To begin with, technically speaking, melanoma is a malignant tumor of melanocytes. Melanocytes are cells that produce the dark pigment, melanin, which is responsible for the color of skin. They predominantly occur in skin, but are also found in other parts of the body, including the bowel and the eye. Melanoma can originate in any part of the body that contains melanocytes.
Melanoma is less common than other skin cancers. However, it is much more dangerous if it is not found early. It causes the majority (~80%) of deaths related to skin cancer, thus making it the deadliest form of skin cancer and it can be hard to identify.
If a mole or blemish fits the characteristics below, you might want to consider a dermatologist appointment:
AsymMETRY — if the mole could be folded in half, the two halves wouldn’t match;
BoRdER irregularities — the mole’s borders are uneven or blurred;
Color variations — the mole has mixed shades of tan, brown, black or other hues;
D i a m e t e r — the spot is way bigger than a pencil eraser;
Evolution — its appearance has changed in some way;
All cancers are caused by damage to the DNA inside cells. This damage can be inherited in the form of genetic mutations, but in most cases, it builds up over a person’s lifetime and is caused by factors in their environment. DNA damage causes the cell to grow out of control, leading to a tumor. Melanoma is usually caused by damage from UV light from the sun, but UV light from sunbeds can also contribute to the disease.
Skin cancer is highly curable when it’s found early. Still, not every mole or mark is dangerous. Below are some more tips to tell the difference between a dangerous blemish and a simple, typical, normal mole.
Don’t Make a Mountain Out of a Mole
In most of the cases, a mole or a blemish is simply a cluster of pigmented cells, creating a spot that can be light-colored, pink or very dark brown. Some moles are raised off the skin’s surface, and some sprout hairs, but neither is a bad sign in itself. It doesn’t mean it’s an atypical mole. Moles can usually be left alone but should be monitored for changes. If a mole appears suspicious (based on the above characteristics) or it becomes easily irritated, your dermatologist can numb the skin and remove it by cutting or shaving it of without any danger. The mole will be sent to the lab for evaluation afterwards, to make sure it’s harmless.
Serious Signs of Sun Damage
An actinic keratosis is a rough, crusty, red or brown, flat, scaly covering the skin’s top layer and it’s considered pre-cancerous. These occur in sun-exposed areas and you can often feel them before you can see them. If left untreated, it can turn into squamous cell carcinoma, another form of skin cancer that can also spread but isn’t as deadly as melanoma. Dermatologists typically recommend using a topical cream (containing fluorouracil) to destroy the precancerous cells, or treating actinic keratosis with other treatments like liquid nitrogen, laser or photodynamic therapy that can destroy abnormal cells on the surface.

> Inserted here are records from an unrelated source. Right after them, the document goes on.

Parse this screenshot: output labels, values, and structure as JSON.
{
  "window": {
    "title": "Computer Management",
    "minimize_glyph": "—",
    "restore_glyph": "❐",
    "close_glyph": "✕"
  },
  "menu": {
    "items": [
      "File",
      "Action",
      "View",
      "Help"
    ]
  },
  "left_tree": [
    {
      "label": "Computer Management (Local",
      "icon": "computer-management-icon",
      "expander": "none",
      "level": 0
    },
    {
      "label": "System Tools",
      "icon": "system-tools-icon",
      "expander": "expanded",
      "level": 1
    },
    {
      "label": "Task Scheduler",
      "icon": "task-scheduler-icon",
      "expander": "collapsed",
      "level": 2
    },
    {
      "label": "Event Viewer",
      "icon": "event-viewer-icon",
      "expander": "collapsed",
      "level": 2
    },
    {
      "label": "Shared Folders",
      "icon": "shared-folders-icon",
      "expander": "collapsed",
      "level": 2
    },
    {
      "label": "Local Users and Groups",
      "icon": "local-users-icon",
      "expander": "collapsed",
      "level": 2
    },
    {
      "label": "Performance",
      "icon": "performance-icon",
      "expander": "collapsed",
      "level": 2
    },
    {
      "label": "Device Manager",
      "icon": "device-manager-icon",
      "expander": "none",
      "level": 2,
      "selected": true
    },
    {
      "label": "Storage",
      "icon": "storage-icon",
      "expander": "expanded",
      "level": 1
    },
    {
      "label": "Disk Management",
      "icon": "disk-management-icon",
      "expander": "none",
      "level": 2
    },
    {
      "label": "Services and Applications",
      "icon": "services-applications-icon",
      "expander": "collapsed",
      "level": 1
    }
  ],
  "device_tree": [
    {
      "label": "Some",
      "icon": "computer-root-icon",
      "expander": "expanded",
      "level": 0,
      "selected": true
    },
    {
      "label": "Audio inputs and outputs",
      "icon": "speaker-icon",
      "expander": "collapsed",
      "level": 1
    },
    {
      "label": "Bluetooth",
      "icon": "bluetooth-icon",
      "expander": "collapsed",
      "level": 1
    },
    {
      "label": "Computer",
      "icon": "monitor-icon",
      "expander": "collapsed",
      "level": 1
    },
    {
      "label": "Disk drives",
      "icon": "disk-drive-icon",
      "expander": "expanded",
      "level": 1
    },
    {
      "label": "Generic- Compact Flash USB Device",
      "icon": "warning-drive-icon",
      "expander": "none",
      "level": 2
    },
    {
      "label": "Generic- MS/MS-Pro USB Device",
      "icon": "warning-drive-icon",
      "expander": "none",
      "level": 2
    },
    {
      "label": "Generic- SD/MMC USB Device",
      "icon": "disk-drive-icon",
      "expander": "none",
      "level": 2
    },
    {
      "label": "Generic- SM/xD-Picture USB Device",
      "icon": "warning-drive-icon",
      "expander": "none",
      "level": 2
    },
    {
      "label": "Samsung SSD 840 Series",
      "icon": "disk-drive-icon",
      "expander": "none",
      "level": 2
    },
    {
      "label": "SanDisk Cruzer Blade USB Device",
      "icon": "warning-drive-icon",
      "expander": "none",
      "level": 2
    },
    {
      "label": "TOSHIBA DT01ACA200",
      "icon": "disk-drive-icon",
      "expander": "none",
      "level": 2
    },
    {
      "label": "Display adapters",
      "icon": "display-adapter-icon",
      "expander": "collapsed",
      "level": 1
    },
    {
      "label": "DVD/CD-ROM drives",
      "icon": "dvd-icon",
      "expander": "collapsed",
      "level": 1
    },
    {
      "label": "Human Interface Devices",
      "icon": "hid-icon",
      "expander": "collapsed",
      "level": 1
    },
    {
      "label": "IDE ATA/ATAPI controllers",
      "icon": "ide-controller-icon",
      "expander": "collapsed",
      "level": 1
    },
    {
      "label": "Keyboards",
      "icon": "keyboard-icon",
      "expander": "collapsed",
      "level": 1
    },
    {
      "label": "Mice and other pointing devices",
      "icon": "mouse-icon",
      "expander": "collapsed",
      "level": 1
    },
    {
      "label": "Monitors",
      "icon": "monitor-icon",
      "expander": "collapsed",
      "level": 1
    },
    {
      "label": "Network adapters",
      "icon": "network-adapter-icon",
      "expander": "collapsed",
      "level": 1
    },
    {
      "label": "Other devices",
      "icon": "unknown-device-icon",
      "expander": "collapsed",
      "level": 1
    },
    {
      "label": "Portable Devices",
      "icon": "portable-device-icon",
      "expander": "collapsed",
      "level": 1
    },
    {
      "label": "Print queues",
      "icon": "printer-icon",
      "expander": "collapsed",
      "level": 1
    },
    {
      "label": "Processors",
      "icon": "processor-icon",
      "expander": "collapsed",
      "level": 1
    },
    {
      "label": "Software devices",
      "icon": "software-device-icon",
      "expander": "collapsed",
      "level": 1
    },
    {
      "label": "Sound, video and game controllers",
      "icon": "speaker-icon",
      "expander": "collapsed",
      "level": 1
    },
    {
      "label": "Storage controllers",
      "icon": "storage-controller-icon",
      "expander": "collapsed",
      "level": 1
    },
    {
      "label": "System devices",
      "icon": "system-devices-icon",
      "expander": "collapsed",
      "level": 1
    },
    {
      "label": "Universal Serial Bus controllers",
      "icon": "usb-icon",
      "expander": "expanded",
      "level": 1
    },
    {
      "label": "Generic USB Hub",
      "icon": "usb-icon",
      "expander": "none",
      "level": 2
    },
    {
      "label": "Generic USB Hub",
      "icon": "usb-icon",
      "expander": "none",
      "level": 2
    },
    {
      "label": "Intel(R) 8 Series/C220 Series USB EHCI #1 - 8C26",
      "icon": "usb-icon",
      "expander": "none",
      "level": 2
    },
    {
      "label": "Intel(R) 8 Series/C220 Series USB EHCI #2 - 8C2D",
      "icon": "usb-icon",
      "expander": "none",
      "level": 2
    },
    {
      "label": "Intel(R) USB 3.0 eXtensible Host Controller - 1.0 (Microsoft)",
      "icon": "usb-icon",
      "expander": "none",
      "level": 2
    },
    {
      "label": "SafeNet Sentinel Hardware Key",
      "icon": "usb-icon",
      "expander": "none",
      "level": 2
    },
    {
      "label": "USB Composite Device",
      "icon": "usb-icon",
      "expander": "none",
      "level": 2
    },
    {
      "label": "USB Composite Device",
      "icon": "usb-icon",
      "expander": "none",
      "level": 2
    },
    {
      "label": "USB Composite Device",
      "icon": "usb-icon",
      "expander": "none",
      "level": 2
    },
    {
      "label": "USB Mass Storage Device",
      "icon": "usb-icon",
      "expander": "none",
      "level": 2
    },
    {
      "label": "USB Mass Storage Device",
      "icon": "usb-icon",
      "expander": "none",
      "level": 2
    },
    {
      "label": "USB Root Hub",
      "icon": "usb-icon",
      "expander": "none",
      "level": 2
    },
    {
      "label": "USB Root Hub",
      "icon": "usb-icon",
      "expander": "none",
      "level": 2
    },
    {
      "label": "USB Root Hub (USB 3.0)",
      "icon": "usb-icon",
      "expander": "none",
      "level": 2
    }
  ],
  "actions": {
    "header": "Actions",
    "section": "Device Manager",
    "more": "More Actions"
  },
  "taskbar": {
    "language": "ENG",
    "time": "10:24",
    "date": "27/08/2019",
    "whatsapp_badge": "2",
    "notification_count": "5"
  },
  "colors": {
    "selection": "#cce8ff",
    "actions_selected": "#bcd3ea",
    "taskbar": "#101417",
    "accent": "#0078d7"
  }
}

Mysterious Mark or Melanoma?
A seborrheic keratosis (see accurate description) can be light-colored, light brown or tan, and it may have a waxy or scaly, wart-like appearance. Sometimes a seborrheic keratosis can have variations in color and be confused with a melanoma, so it’s important to get them checked out. These common growths, which can range in size, are benign. However, if they become itchy, red, irritated or inflamed or if they’re unsightly, they can be gently scraped off the skin’s surface or frozen off with liquid nitrogen.
Other Spots and Blemishes
A lentigo (popularly called liver spot) is a flat, brow blemish (usually in cluster) caused by long-term sun damage. These spots derive their name from the fact that they were once incorrectly believed to be caused by liver problems, but they are physiologically unrelated to the liver. They may be “unpretty”, but they’re benign. They only occur in sun exposed areas – for some people it takes a lot of sun exposure. Lentigos can be left alone, but if they bother you for cosmetic reasons, your dermatologist may recommend applying a tretinoin cream and a topical bleaching cream. You can also have them removed with a chemical peel, liquid nitrogen or zapped with a laser. Wear a sunscreen with an SPF of 30 or higher to prevent more from developing (not to mention, to protect your skin).
Melasma, not Melanoma
As if pregnancy didn’t bring enough changes to a woman’s body, some women develop brown patches on their faces during the nine-month stretch, often called the mask of pregnancy – melasma. While its exact causes aren’t known, there are genetic, sun-related, and hormonal components, so melasma can also happen if you’re taking oral contraceptives. The longer you’re on the Pill, the greater your risk. Fortunately, melasma is harmless. Sun exposure can darken the patches though, so wear sunscreen with an sun-proof factor of 30 or higher every day, and stay in the shade as much as possible. Sometimes, melasma fades after childbirth or going off the Pill. If it doesn’t, a prescription-strength bleaching cream, a chemical peel, or intense pulsed light treatment (IPL) can help.